There were four types of people in the financial world—in places like Burnham Pike, the markets, and especially the White House: dealmakers, like Treadwell, who was the driving force at BP and a smooth operator. Traders, like Dammerman, with his blue-collar background, the same as most of the market makers who manned the posts on the floor of the NYSE. Geeks, like O’Connell, who understood computers better than she did people. And wonks, like Nast, who were the numbers jockeys, the guys who analyzed company finances, figured out elaborate market algorithms, and wrote economic forecasts—everything he’d done for BP when he’d worked for the firm, and now did for POTUS.
“And we’re going to make a killing by getting into cash, because we know it’s coming,” Dammerman said with a smirk.
“Because we made it happen,” O’Connell agreed.
“Abacus is just the spark that’s going to light a fire that would have come all on its own,” Nast said. “And that’s the beauty of the thing. The world will go to shit, and there’ll be no one to blame. Especially not us.”
“The ‘debt bomb,’” Treadwell said. “I like it.”
“It’s easy,” Nast said. “The world is in too much debt. Pushing the quadrillion-dollar mark. Hell, most countries will never be able to pay it back; they’re having a hard time just keeping up with the interest.
“Here at home our debt is almost one hundred percent of the GDP—the gross domestic product. When Social Security was put into place in the thirties, there were forty-two workers for everyone who collected their monthly payment. Today it’s three to one, and that ratio is shrinking. Americans are living longer, and Medicare’s costs are spiraling out of control. So how do we fund it? More debt.
“Since the last crisis, corporate debt has gone through the roof. Companies right now owe more than six trillion dollars plus because the Fed lowered interest rates, which added more fuel to the fire. But instead of expanding production and research, building new factories, hiring more workers, they’re funding stock buybacks to make their investors happy.
“State and municipal pension plans are so underfunded there’s no way in hell employers will be able to meet their obligations to their retirees, and that’s already here, right now, in the short run.
“Household debt is in the stratosphere. Credit cards, houses, cars, college loans. Put together, that adds up to another thirteen trillion dollars and counting.
“And just about every other country is in the same condition or worse. China is choking on debt. Greece is going down the tubes. And Latin America’s debt to us? Forget them ever—and I mean ever—paying it back. Most of those countries are starting to default just on their interest payments.”

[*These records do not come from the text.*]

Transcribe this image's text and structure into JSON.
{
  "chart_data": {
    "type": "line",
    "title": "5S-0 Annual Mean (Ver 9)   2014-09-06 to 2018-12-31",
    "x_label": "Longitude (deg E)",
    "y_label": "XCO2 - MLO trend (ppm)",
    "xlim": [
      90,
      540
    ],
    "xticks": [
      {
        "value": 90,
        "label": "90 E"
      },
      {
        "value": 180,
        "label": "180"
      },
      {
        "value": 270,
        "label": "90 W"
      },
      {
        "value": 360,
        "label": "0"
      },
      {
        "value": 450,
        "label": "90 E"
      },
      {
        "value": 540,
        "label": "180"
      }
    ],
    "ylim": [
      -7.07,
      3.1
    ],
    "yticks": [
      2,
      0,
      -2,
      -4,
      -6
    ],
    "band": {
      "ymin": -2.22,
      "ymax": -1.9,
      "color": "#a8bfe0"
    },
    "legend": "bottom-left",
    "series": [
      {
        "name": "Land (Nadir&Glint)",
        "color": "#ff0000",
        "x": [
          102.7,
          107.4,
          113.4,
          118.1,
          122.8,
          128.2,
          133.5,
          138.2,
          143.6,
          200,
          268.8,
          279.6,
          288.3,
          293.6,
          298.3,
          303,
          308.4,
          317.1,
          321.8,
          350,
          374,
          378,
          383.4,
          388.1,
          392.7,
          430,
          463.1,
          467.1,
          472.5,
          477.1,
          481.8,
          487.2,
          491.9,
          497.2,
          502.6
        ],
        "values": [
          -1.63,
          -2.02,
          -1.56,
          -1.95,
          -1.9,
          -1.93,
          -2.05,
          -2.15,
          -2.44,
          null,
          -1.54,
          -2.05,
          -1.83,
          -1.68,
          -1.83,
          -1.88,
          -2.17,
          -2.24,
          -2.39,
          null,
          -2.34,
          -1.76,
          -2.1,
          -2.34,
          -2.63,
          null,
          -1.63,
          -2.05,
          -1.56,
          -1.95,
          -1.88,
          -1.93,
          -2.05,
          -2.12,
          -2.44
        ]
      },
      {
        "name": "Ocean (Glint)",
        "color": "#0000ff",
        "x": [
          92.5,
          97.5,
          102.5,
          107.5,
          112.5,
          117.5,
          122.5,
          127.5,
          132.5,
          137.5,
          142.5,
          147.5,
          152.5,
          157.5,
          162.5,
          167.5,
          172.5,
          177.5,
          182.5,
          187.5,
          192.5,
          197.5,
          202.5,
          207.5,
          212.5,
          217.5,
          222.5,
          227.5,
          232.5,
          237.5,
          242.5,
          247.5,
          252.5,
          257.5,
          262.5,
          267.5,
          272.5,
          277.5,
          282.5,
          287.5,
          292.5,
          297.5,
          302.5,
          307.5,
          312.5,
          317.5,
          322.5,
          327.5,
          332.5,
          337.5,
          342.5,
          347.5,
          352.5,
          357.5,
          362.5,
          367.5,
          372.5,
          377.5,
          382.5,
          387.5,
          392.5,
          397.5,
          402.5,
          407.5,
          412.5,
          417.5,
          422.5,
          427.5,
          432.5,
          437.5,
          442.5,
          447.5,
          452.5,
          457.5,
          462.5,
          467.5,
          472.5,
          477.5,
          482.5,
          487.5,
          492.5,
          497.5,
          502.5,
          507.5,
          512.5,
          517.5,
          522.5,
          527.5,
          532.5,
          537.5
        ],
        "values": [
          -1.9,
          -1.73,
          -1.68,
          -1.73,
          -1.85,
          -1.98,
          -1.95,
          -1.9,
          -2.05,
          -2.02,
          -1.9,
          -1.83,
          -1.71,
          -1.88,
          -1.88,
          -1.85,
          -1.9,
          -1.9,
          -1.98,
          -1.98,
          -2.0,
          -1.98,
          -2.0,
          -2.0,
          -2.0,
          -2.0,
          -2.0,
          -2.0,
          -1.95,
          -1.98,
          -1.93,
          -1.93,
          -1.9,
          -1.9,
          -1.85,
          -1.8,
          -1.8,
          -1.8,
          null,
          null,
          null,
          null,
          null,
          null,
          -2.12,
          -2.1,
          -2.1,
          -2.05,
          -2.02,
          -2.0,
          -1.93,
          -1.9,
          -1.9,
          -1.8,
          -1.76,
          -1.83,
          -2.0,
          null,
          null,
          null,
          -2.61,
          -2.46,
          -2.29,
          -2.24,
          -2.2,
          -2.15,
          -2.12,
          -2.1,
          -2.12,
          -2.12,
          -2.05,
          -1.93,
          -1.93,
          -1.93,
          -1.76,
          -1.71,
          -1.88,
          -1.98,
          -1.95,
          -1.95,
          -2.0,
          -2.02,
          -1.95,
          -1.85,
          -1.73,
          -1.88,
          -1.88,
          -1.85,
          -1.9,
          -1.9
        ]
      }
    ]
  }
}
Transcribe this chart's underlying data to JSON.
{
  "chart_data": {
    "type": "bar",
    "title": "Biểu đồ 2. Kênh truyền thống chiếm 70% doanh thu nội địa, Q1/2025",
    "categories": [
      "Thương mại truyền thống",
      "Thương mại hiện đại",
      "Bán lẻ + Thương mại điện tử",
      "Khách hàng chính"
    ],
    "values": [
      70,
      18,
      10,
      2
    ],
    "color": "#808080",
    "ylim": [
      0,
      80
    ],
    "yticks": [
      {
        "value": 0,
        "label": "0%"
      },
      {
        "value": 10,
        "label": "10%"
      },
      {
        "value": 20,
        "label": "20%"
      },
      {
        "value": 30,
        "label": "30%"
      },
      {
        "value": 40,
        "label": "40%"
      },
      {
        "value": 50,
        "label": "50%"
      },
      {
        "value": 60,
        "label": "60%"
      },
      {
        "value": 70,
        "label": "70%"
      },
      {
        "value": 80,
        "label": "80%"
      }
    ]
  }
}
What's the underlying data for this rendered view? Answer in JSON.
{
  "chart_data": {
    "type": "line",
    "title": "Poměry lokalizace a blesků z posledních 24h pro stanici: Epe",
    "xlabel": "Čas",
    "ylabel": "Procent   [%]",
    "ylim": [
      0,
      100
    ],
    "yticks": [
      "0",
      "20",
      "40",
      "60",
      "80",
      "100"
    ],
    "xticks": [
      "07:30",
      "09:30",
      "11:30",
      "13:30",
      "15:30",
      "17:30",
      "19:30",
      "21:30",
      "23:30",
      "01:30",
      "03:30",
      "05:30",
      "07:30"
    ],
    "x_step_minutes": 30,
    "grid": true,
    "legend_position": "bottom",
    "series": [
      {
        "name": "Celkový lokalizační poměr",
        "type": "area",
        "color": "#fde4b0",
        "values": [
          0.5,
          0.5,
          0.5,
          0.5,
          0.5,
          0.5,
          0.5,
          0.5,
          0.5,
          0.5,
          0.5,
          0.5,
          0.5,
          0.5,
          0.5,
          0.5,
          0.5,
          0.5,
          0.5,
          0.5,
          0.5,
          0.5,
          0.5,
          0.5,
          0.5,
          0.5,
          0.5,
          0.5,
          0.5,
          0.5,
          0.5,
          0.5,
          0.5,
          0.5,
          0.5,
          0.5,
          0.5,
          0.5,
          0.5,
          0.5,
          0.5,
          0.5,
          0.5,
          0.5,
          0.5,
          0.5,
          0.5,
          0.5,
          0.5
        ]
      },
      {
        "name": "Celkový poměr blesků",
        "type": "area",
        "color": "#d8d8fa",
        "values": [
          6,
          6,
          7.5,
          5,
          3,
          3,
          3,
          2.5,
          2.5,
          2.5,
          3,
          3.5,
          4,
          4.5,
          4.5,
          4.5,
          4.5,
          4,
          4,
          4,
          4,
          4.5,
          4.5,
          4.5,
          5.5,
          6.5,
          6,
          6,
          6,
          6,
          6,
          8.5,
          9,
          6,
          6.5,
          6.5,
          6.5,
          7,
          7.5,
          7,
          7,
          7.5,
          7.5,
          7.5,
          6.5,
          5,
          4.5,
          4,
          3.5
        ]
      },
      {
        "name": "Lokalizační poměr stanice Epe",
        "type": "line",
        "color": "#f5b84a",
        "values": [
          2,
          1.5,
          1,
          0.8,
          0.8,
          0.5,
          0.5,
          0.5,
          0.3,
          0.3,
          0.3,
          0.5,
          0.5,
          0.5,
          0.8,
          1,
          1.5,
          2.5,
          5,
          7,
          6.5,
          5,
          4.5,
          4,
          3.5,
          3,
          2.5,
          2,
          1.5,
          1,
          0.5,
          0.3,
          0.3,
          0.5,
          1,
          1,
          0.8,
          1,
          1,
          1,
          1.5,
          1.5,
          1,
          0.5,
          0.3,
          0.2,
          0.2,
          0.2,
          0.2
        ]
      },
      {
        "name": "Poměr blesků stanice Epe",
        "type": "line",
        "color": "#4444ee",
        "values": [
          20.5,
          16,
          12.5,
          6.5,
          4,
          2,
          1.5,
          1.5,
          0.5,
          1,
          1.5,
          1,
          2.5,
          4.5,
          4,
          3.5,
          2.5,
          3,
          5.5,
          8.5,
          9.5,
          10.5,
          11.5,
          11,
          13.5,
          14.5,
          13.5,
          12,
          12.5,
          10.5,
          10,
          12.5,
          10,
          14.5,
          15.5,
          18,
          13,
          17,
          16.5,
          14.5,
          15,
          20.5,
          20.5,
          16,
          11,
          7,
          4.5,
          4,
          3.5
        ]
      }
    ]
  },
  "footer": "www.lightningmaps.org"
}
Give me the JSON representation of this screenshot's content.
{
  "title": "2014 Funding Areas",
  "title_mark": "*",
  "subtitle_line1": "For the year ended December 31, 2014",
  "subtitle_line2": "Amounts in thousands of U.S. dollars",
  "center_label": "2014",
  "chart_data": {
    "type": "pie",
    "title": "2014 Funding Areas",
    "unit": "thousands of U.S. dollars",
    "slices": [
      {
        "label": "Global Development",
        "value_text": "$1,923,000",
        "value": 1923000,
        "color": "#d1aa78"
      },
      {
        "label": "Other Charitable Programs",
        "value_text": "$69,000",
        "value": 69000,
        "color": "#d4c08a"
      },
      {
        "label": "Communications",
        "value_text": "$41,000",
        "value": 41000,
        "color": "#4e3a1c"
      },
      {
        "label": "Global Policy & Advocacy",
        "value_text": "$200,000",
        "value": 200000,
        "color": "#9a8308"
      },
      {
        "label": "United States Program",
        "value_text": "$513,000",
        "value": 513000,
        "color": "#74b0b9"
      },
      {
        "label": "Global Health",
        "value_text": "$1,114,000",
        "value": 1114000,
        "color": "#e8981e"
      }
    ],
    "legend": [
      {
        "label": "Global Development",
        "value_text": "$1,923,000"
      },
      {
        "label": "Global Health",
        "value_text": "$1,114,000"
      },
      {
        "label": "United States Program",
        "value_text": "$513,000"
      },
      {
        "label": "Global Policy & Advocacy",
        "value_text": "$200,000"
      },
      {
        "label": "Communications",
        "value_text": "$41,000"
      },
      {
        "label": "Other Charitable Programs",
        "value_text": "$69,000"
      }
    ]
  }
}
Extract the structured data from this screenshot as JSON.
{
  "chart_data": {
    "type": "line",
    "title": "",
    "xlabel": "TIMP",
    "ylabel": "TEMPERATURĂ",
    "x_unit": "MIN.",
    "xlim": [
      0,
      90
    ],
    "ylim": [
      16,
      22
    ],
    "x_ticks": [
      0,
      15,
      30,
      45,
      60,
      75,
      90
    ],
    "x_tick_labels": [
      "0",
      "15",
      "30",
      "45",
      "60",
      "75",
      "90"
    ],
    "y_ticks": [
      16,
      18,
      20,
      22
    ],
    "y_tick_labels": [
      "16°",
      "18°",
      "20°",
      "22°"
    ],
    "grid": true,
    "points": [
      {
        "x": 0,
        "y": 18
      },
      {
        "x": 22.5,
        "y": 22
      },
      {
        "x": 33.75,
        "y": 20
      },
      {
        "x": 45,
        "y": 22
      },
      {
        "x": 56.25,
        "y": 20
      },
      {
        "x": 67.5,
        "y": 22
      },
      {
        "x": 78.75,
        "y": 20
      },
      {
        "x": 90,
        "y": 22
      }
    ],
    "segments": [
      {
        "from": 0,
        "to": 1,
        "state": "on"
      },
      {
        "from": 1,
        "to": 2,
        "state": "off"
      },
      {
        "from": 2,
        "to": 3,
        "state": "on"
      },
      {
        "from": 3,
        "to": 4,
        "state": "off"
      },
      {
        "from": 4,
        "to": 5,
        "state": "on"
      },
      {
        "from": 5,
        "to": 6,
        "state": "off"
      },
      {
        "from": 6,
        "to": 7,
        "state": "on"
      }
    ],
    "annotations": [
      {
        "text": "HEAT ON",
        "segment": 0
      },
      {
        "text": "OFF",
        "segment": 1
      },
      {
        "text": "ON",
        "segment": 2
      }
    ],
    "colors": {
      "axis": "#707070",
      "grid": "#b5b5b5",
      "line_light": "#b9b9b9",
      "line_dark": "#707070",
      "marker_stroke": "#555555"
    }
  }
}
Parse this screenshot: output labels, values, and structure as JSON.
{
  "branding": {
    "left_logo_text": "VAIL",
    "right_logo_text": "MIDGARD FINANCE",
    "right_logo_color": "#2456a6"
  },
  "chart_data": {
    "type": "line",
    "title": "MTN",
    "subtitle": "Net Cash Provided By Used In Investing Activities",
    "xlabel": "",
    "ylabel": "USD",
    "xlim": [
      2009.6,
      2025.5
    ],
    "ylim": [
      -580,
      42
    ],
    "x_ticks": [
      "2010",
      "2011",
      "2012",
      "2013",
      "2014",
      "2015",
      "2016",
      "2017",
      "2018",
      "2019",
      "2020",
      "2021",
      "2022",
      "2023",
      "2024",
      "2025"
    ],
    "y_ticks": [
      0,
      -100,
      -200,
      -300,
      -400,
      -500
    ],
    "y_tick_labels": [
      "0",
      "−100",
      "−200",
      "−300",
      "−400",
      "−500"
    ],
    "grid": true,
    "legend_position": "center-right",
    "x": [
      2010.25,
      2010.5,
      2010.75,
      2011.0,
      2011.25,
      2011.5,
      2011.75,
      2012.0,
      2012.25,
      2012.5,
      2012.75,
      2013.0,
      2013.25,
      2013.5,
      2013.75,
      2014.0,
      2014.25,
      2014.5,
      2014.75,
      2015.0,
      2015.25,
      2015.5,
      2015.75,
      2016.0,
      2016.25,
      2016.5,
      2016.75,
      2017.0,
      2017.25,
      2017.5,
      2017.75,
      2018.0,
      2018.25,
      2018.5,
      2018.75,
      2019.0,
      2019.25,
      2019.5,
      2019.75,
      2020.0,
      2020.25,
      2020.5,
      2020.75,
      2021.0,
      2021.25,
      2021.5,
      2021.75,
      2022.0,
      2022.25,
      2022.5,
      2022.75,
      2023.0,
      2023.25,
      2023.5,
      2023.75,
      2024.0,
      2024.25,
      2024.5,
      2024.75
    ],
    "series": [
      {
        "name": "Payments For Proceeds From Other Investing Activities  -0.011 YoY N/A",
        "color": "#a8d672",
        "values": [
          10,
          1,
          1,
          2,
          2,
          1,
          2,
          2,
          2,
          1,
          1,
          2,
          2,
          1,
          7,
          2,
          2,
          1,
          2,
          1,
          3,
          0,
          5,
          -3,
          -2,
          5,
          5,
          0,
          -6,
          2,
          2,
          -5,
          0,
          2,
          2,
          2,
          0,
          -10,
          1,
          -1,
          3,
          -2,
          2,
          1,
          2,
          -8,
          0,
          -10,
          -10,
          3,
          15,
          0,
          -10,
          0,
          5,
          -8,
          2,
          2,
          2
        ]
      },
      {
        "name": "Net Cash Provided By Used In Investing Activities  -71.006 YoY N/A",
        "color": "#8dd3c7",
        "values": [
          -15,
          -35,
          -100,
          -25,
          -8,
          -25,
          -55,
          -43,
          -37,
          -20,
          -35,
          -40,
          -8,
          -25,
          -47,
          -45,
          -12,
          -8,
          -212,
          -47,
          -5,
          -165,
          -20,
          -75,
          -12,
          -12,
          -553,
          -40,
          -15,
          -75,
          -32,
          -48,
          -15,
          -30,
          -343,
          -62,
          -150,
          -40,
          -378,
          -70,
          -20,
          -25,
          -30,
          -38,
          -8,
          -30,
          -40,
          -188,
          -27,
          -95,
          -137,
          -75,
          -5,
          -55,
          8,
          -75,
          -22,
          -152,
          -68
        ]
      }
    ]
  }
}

Nast stopped for a moment. “Crash the world economy—starting with the NYSE—convert to cash, and we’ll make our fortunes, all right,” he said. “And live like kings.”
“Our virus, Abacus, will start the fire,” Treadwell said, “but how do we know it can’t be put out somehow? The NYSE has an off-site backup computer system. If the main servers on the floor fail, they can go to the second set.”
“I have it covered,” Dammerman said. “Trust me. No backup computer on the planet will save the market once we pull the pin. And our Russian friends will even plant a terrorist bomb on the backup computer just as a diversion.” He laughed, his voice loud in the normally staid dining room.
Breakfast was served by four waiters, and when they were gone, O’Connell spoke up.
“But we may have a problem,” she said.
“What problem?” Treadwell asked.
“A woman in my department, a data scientist named Cassy Levin, is suspicious that something is wrong. She came to me last week, damned near on the verge of exposing Abacus.”
“Isn’t she the dumb ass who brought down Murphy Tweed?” Dammerman asked.
“Wasn’t her fault,” O’Connell said. “And trust me, this gal is bright, very bright.”
“Put Francis Masters on it,” Treadwell said. Masters was BP’s number-two cyber-research chief, a onetime hacker himself. The in-house belief was that the man would stomp his own mother to death if Treadwell told him to do it.
“I’m just saying we need to be careful,” O’Connell said.
“Maybe she’ll have an accident,” Dammerman said.